I agree with you that some functions will be more difficult to implement when Mr. DLib delivers (primarily) HTML (and a few things might be even impossible). Nevertheless, most functions should still be rather easy to implement. For instance, selecting an article in Jabref after clicking a recommendation should be possible with a URL handler like jabref://article/#bibtexkey instead of opening a URL like http://arxiv.org/…
Our goal is to make our recommender system as effective as possible for every partner. This also includes an optimal presentation of the recommendations – and the presentation may have a really big effect on user satisfaction with a recommender system. However, finding the ideal presentation is not trivial. We need to do many experiments for this in which we vary all kind of variables. If we generate the presentation on our server, it will be very easy to change variables and analyze the effect. We would not have the manpower to implement those experiments separately for each partner. In other words: If you want the presentation primarily to be implemented in JabRef then we would have to take just one presentation and stick to it.
Mr. DLib is a new project, and most likely there will be some changes in the XML format. The more of the presentation is implemented in JabRef (based on the XML or whatever), the higher the probability that one day a new version of Mr. DLib is not compatible any more with an old version of JabRef.
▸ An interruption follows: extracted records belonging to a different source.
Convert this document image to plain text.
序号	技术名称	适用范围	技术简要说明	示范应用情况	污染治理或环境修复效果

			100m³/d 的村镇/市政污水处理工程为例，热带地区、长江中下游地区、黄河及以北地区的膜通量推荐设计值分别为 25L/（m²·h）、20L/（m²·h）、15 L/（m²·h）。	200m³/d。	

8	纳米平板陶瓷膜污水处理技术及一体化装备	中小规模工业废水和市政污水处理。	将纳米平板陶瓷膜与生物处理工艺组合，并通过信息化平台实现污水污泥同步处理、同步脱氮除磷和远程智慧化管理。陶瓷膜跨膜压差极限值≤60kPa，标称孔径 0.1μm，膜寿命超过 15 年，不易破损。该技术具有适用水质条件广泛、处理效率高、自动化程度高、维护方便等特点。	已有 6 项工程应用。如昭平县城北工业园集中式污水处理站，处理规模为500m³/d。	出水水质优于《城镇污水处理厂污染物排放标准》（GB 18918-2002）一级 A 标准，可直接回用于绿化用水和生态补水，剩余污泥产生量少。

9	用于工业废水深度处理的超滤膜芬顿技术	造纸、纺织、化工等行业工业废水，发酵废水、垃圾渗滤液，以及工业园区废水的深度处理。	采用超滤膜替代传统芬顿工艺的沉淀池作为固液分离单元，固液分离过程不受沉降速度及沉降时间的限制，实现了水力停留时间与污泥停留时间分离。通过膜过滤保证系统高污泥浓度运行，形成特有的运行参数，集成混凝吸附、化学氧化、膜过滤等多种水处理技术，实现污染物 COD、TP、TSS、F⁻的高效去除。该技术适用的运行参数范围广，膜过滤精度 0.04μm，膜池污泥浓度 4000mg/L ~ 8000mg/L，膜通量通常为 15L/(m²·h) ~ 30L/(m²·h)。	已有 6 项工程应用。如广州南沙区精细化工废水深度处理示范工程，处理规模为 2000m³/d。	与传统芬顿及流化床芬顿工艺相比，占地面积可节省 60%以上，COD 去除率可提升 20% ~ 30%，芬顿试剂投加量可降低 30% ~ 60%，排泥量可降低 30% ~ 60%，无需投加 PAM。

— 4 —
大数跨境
As mentioned, we do not have the resources to implement an individual presentation for each partner. Consequently, the JabRef developers would have to support us here. I know that currently you are quite active but this has not always been the case in the past years. If in e.g. one or two years the development resources of JabRef would be limited again, probably no one could take care of required changes in the presentation.
Maintainability / Ease of bug fixing / need for organization
The more recommendation functionality is implemented in JabRef, the more dependent we become in our release cycles on JabRef. For instance, if we want to test a new way of presenting recommendations, we would have to wait until a new version of JabRef is released. This is not ideal. Similarly, as mentioned, but fixing would take much longer.
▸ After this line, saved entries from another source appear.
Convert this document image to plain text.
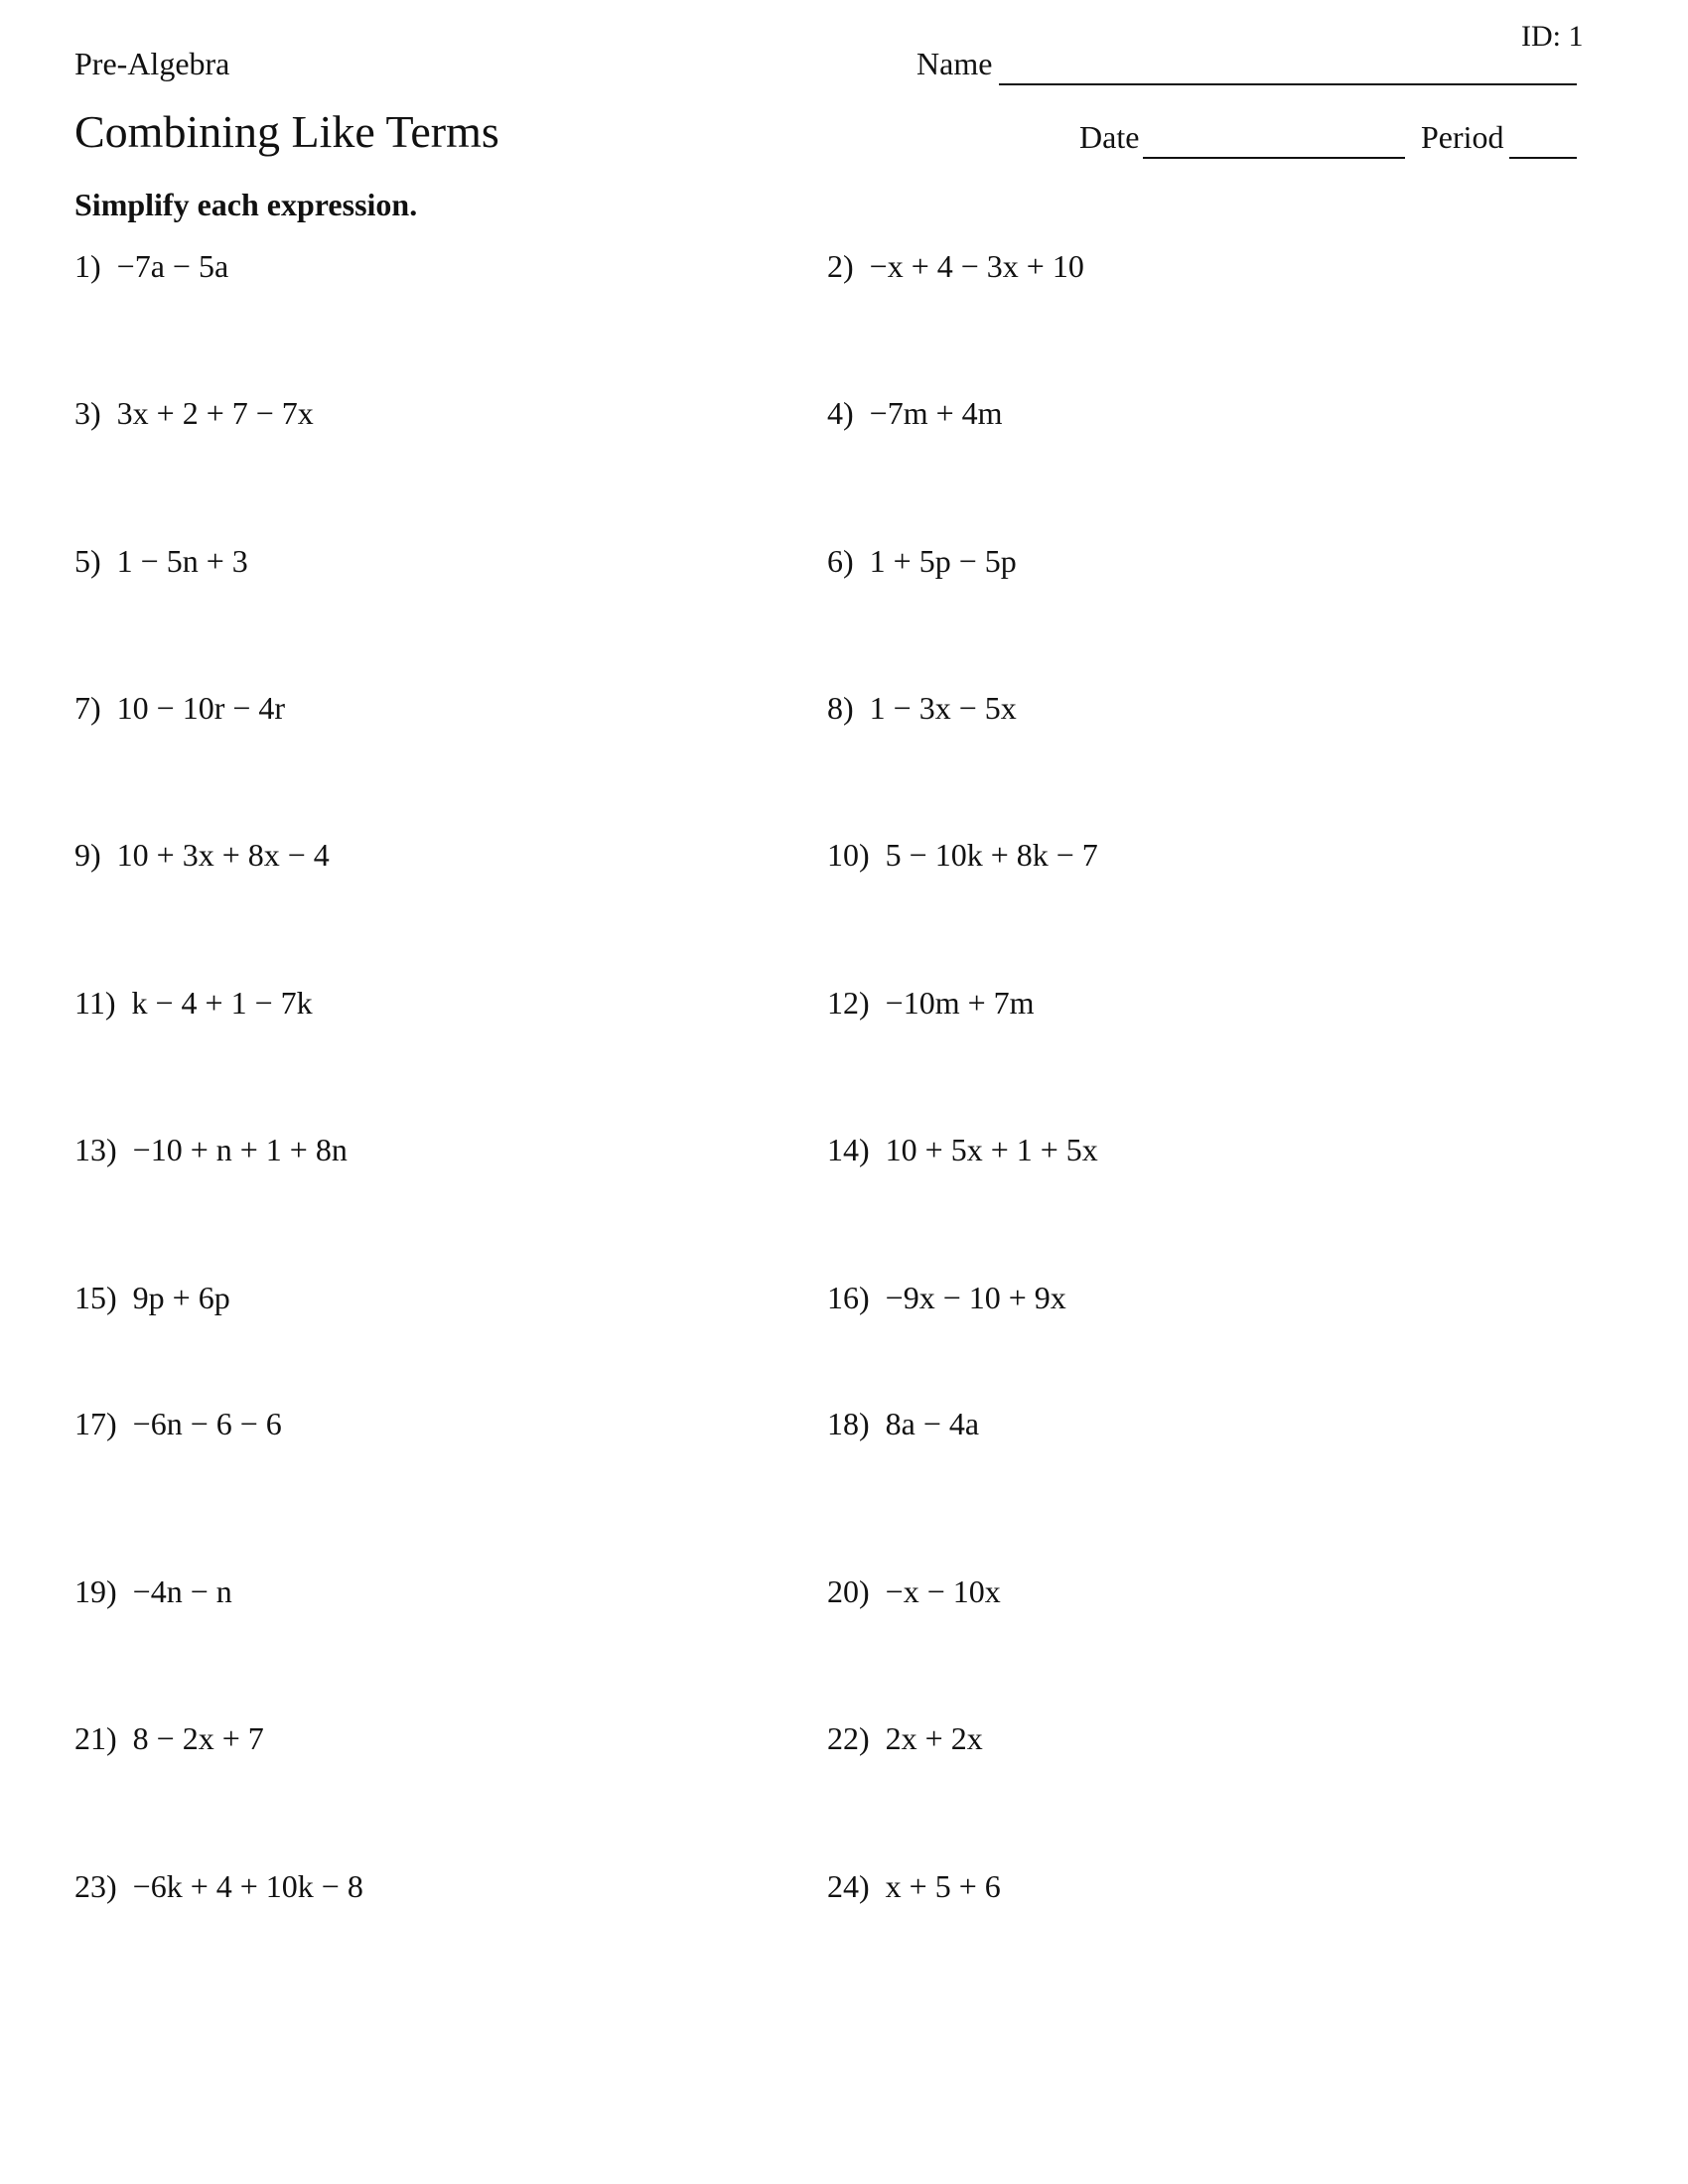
ID: 1
Pre-Algebra	Name
Combining Like Terms	Date	Period
Simplify each expression.
1) −7a − 5a	2) −x + 4 − 3x + 10
3) 3x + 2 + 7 − 7x	4) −7m + 4m
5) 1 − 5n + 3	6) 1 + 5p − 5p
7) 10 − 10r − 4r	8) 1 − 3x − 5x
9) 10 + 3x + 8x − 4	10) 5 − 10k + 8k − 7
11) k − 4 + 1 − 7k	12) −10m + 7m
13) −10 + n + 1 + 8n	14) 10 + 5x + 1 + 5x
15) 9p + 6p	16) −9x − 10 + 9x
17) −6n − 6 − 6	18) 8a − 4a
19) −4n − n	20) −x − 10x
21) 8 − 2x + 7	22) 2x + 2x
23) −6k + 4 + 10k − 8	24) x + 5 + 6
Also you could change the formatting at your end any time and thus inject a new look into JabRef that we have no control over.
Even if we did this (which we won’t), would this really so bad? I mean, the integration of e.g. MathSciNet also doesn’t exactly look like the other JabRef layout.
Moreover, various ways of shooting down JabRef with invalid HTML might become feasible
I am sure there are good JAVA libraries to validate HTML code, so this risk would be very low. In addition, by sending XML, the same problem theoretically would exist.
Whereas it even might be acceptable for us to show the HTML version provided by Mr. DLib this will be inacceptable for other potential partners
I am optimistic that I will convince other partners to use HTML, too
My suggestion is, we try the HTML way (especially since it is already implemented). And when we start to think about the “advanced” JabRef recommender system in which users also should be able to register an account and receive personalized recommendations, we talk again about if to continue using HTML or not.